- Nie wiem, co wydarzy się w przyszłości. Ciężko powiedzieć. Na ten moment mogę powiedzieć jedynie tyle, że mam podpisany trzyletni kontrakt, który obowiązuje jeszcze przez dwa lata. Sezon 2011 był moim pierwszym w barwach zielonogórskiego klubu. Naprawdę mi się tutaj podoba, to był dla mnie świetny rok, uwieńczony mam nadzieję wielkim sukcesem drużynowym i indywidualnym w Grand Prix. Mam nadzieję, że to nie będzie mój ostatni sezon w Falubazie - powiedział Andreas Jonsson.
Przypomnijmy, że w barwach Stelmet Falubazu jeździ obecnie trzech zawodników z Grand Prix.
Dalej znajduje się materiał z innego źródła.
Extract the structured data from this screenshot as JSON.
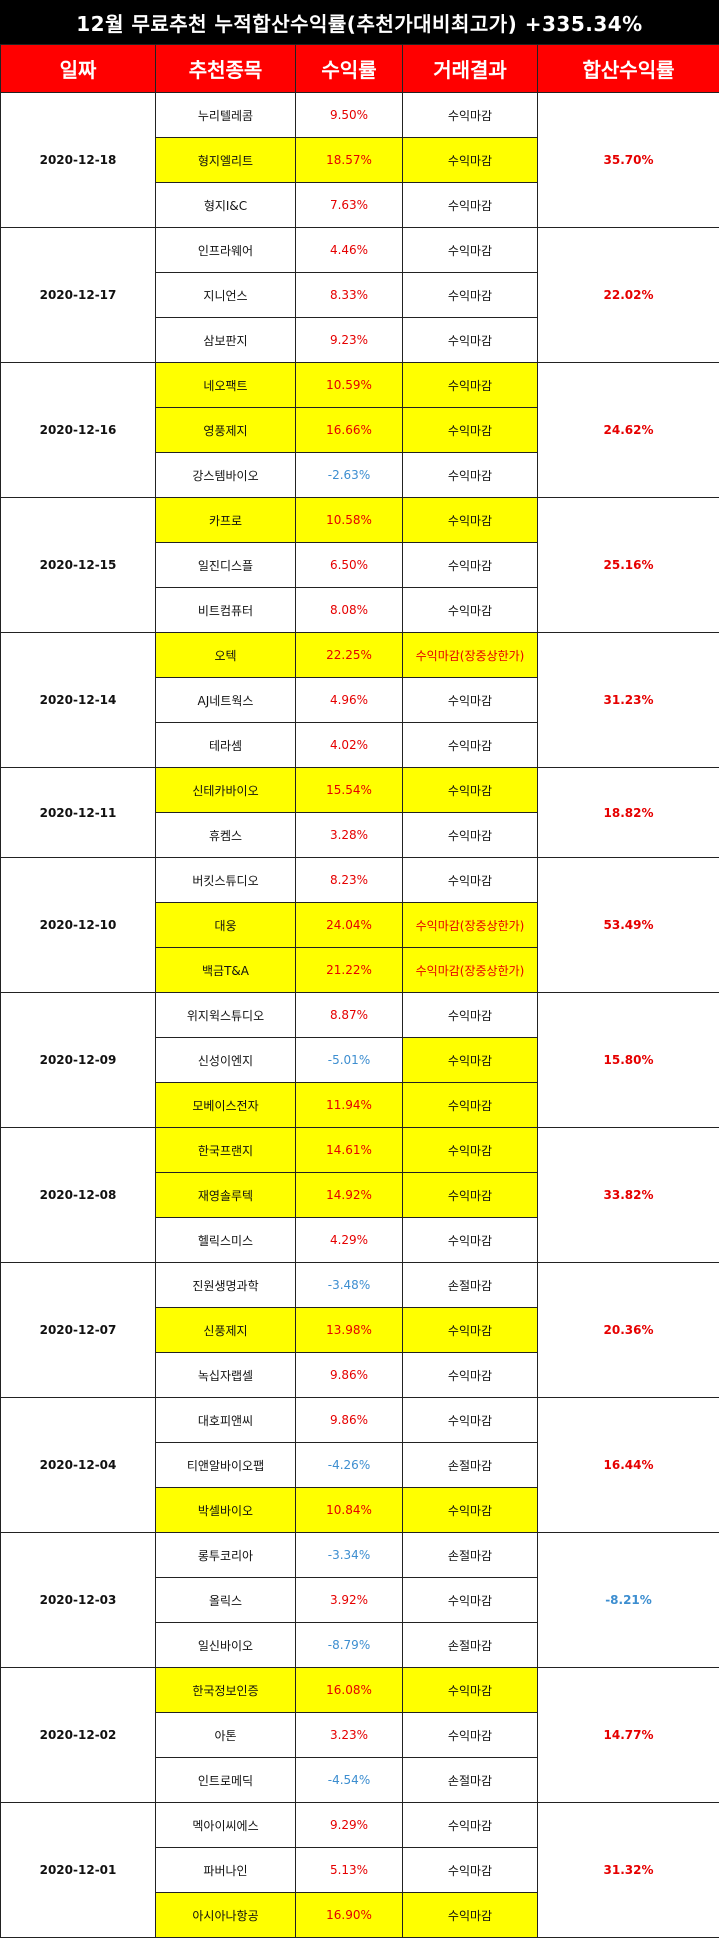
{
  "title": "12월 무료추천 누적합산수익률(추천가대비최고가) +335.34%",
  "headers": [
    "일짜",
    "추천종목",
    "수익률",
    "거래결과",
    "합산수익률"
  ],
  "groups": [
    {
      "date": "2020-12-18",
      "total": "35.70%",
      "total_neg": false,
      "rows": [
        {
          "name": "누리텔레콤",
          "rate": "9.50%",
          "neg": false,
          "result": "수익마감",
          "hl_name": false,
          "hl_result": false,
          "red_result": false
        },
        {
          "name": "형지엘리트",
          "rate": "18.57%",
          "neg": false,
          "result": "수익마감",
          "hl_name": true,
          "hl_result": true,
          "red_result": false
        },
        {
          "name": "형지I&C",
          "rate": "7.63%",
          "neg": false,
          "result": "수익마감",
          "hl_name": false,
          "hl_result": false,
          "red_result": false
        }
      ]
    },
    {
      "date": "2020-12-17",
      "total": "22.02%",
      "total_neg": false,
      "rows": [
        {
          "name": "인프라웨어",
          "rate": "4.46%",
          "neg": false,
          "result": "수익마감",
          "hl_name": false,
          "hl_result": false,
          "red_result": false
        },
        {
          "name": "지니언스",
          "rate": "8.33%",
          "neg": false,
          "result": "수익마감",
          "hl_name": false,
          "hl_result": false,
          "red_result": false
        },
        {
          "name": "삼보판지",
          "rate": "9.23%",
          "neg": false,
          "result": "수익마감",
          "hl_name": false,
          "hl_result": false,
          "red_result": false
        }
      ]
    },
    {
      "date": "2020-12-16",
      "total": "24.62%",
      "total_neg": false,
      "rows": [
        {
          "name": "네오팩트",
          "rate": "10.59%",
          "neg": false,
          "result": "수익마감",
          "hl_name": true,
          "hl_result": true,
          "red_result": false
        },
        {
          "name": "영풍제지",
          "rate": "16.66%",
          "neg": false,
          "result": "수익마감",
          "hl_name": true,
          "hl_result": true,
          "red_result": false
        },
        {
          "name": "강스템바이오",
          "rate": "-2.63%",
          "neg": true,
          "result": "수익마감",
          "hl_name": false,
          "hl_result": false,
          "red_result": false
        }
      ]
    },
    {
      "date": "2020-12-15",
      "total": "25.16%",
      "total_neg": false,
      "rows": [
        {
          "name": "카프로",
          "rate": "10.58%",
          "neg": false,
          "result": "수익마감",
          "hl_name": true,
          "hl_result": true,
          "red_result": false
        },
        {
          "name": "일진디스플",
          "rate": "6.50%",
          "neg": false,
          "result": "수익마감",
          "hl_name": false,
          "hl_result": false,
          "red_result": false
        },
        {
          "name": "비트컴퓨터",
          "rate": "8.08%",
          "neg": false,
          "result": "수익마감",
          "hl_name": false,
          "hl_result": false,
          "red_result": false
        }
      ]
    },
    {
      "date": "2020-12-14",
      "total": "31.23%",
      "total_neg": false,
      "rows": [
        {
          "name": "오텍",
          "rate": "22.25%",
          "neg": false,
          "result": "수익마감(장중상한가)",
          "hl_name": true,
          "hl_result": true,
          "red_result": true
        },
        {
          "name": "AJ네트웍스",
          "rate": "4.96%",
          "neg": false,
          "result": "수익마감",
          "hl_name": false,
          "hl_result": false,
          "red_result": false
        },
        {
          "name": "테라셈",
          "rate": "4.02%",
          "neg": false,
          "result": "수익마감",
          "hl_name": false,
          "hl_result": false,
          "red_result": false
        }
      ]
    },
    {
      "date": "2020-12-11",
      "total": "18.82%",
      "total_neg": false,
      "rows": [
        {
          "name": "신테카바이오",
          "rate": "15.54%",
          "neg": false,
          "result": "수익마감",
          "hl_name": true,
          "hl_result": true,
          "red_result": false
        },
        {
          "name": "휴켐스",
          "rate": "3.28%",
          "neg": false,
          "result": "수익마감",
          "hl_name": false,
          "hl_result": false,
          "red_result": false
        }
      ]
    },
    {
      "date": "2020-12-10",
      "total": "53.49%",
      "total_neg": false,
      "rows": [
        {
          "name": "버킷스튜디오",
          "rate": "8.23%",
          "neg": false,
          "result": "수익마감",
          "hl_name": false,
          "hl_result": false,
          "red_result": false
        },
        {
          "name": "대웅",
          "rate": "24.04%",
          "neg": false,
          "result": "수익마감(장중상한가)",
          "hl_name": true,
          "hl_result": true,
          "red_result": true
        },
        {
          "name": "백금T&A",
          "rate": "21.22%",
          "neg": false,
          "result": "수익마감(장중상한가)",
          "hl_name": true,
          "hl_result": true,
          "red_result": true
        }
      ]
    },
    {
      "date": "2020-12-09",
      "total": "15.80%",
      "total_neg": false,
      "rows": [
        {
          "name": "위지윅스튜디오",
          "rate": "8.87%",
          "neg": false,
          "result": "수익마감",
          "hl_name": false,
          "hl_result": false,
          "red_result": false
        },
        {
          "name": "신성이엔지",
          "rate": "-5.01%",
          "neg": true,
          "result": "수익마감",
          "hl_name": false,
          "hl_result": true,
          "red_result": false
        },
        {
          "name": "모베이스전자",
          "rate": "11.94%",
          "neg": false,
          "result": "수익마감",
          "hl_name": true,
          "hl_result": true,
          "red_result": false
        }
      ]
    },
    {
      "date": "2020-12-08",
      "total": "33.82%",
      "total_neg": false,
      "rows": [
        {
          "name": "한국프랜지",
          "rate": "14.61%",
          "neg": false,
          "result": "수익마감",
          "hl_name": true,
          "hl_result": true,
          "red_result": false
        },
        {
          "name": "재영솔루텍",
          "rate": "14.92%",
          "neg": false,
          "result": "수익마감",
          "hl_name": true,
          "hl_result": true,
          "red_result": false
        },
        {
          "name": "헬릭스미스",
          "rate": "4.29%",
          "neg": false,
          "result": "수익마감",
          "hl_name": false,
          "hl_result": false,
          "red_result": false
        }
      ]
    },
    {
      "date": "2020-12-07",
      "total": "20.36%",
      "total_neg": false,
      "rows": [
        {
          "name": "진원생명과학",
          "rate": "-3.48%",
          "neg": true,
          "result": "손절마감",
          "hl_name": false,
          "hl_result": false,
          "red_result": false
        },
        {
          "name": "신풍제지",
          "rate": "13.98%",
          "neg": false,
          "result": "수익마감",
          "hl_name": true,
          "hl_result": true,
          "red_result": false
        },
        {
          "name": "녹십자랩셀",
          "rate": "9.86%",
          "neg": false,
          "result": "수익마감",
          "hl_name": false,
          "hl_result": false,
          "red_result": false
        }
      ]
    },
    {
      "date": "2020-12-04",
      "total": "16.44%",
      "total_neg": false,
      "rows": [
        {
          "name": "대호피앤씨",
          "rate": "9.86%",
          "neg": false,
          "result": "수익마감",
          "hl_name": false,
          "hl_result": false,
          "red_result": false
        },
        {
          "name": "티앤알바이오팹",
          "rate": "-4.26%",
          "neg": true,
          "result": "손절마감",
          "hl_name": false,
          "hl_result": false,
          "red_result": false
        },
        {
          "name": "박셀바이오",
          "rate": "10.84%",
          "neg": false,
          "result": "수익마감",
          "hl_name": true,
          "hl_result": true,
          "red_result": false
        }
      ]
    },
    {
      "date": "2020-12-03",
      "total": "-8.21%",
      "total_neg": true,
      "rows": [
        {
          "name": "롱투코리아",
          "rate": "-3.34%",
          "neg": true,
          "result": "손절마감",
          "hl_name": false,
          "hl_result": false,
          "red_result": false
        },
        {
          "name": "올릭스",
          "rate": "3.92%",
          "neg": false,
          "result": "수익마감",
          "hl_name": false,
          "hl_result": false,
          "red_result": false
        },
        {
          "name": "일신바이오",
          "rate": "-8.79%",
          "neg": true,
          "result": "손절마감",
          "hl_name": false,
          "hl_result": false,
          "red_result": false
        }
      ]
    },
    {
      "date": "2020-12-02",
      "total": "14.77%",
      "total_neg": false,
      "rows": [
        {
          "name": "한국정보인증",
          "rate": "16.08%",
          "neg": false,
          "result": "수익마감",
          "hl_name": true,
          "hl_result": true,
          "red_result": false
        },
        {
          "name": "아톤",
          "rate": "3.23%",
          "neg": false,
          "result": "수익마감",
          "hl_name": false,
          "hl_result": false,
          "red_result": false
        },
        {
          "name": "인트로메딕",
          "rate": "-4.54%",
          "neg": true,
          "result": "손절마감",
          "hl_name": false,
          "hl_result": false,
          "red_result": false
        }
      ]
    },
    {
      "date": "2020-12-01",
      "total": "31.32%",
      "total_neg": false,
      "rows": [
        {
          "name": "멕아이씨에스",
          "rate": "9.29%",
          "neg": false,
          "result": "수익마감",
          "hl_name": false,
          "hl_result": false,
          "red_result": false
        },
        {
          "name": "파버나인",
          "rate": "5.13%",
          "neg": false,
          "result": "수익마감",
          "hl_name": false,
          "hl_result": false,
          "red_result": false
        },
        {
          "name": "아시아나항공",
          "rate": "16.90%",
          "neg": false,
          "result": "수익마감",
          "hl_name": true,
          "hl_result": true,
          "red_result": false
        }
      ]
    }
  ],
  "colors": {
    "header_bg": "#ff0000",
    "title_bg": "#000000",
    "highlight": "#ffff00",
    "positive": "#e60000",
    "negative": "#3d8ed0"
  }
}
Oprócz Jonssona Marek Cieślak ma do dyspozycji Grega Hancocka i Piotra Protasiewicza. Jeśli regulamin się nie zmieni, lub któryś z tych żużlowców nie zrezygnuje ze startów w Indywidualnych Mistrzostwach Świata, prezes Robert Dowhan będzie musiał pozbyć się dwójki z wyżej wymienionych jeźdźców.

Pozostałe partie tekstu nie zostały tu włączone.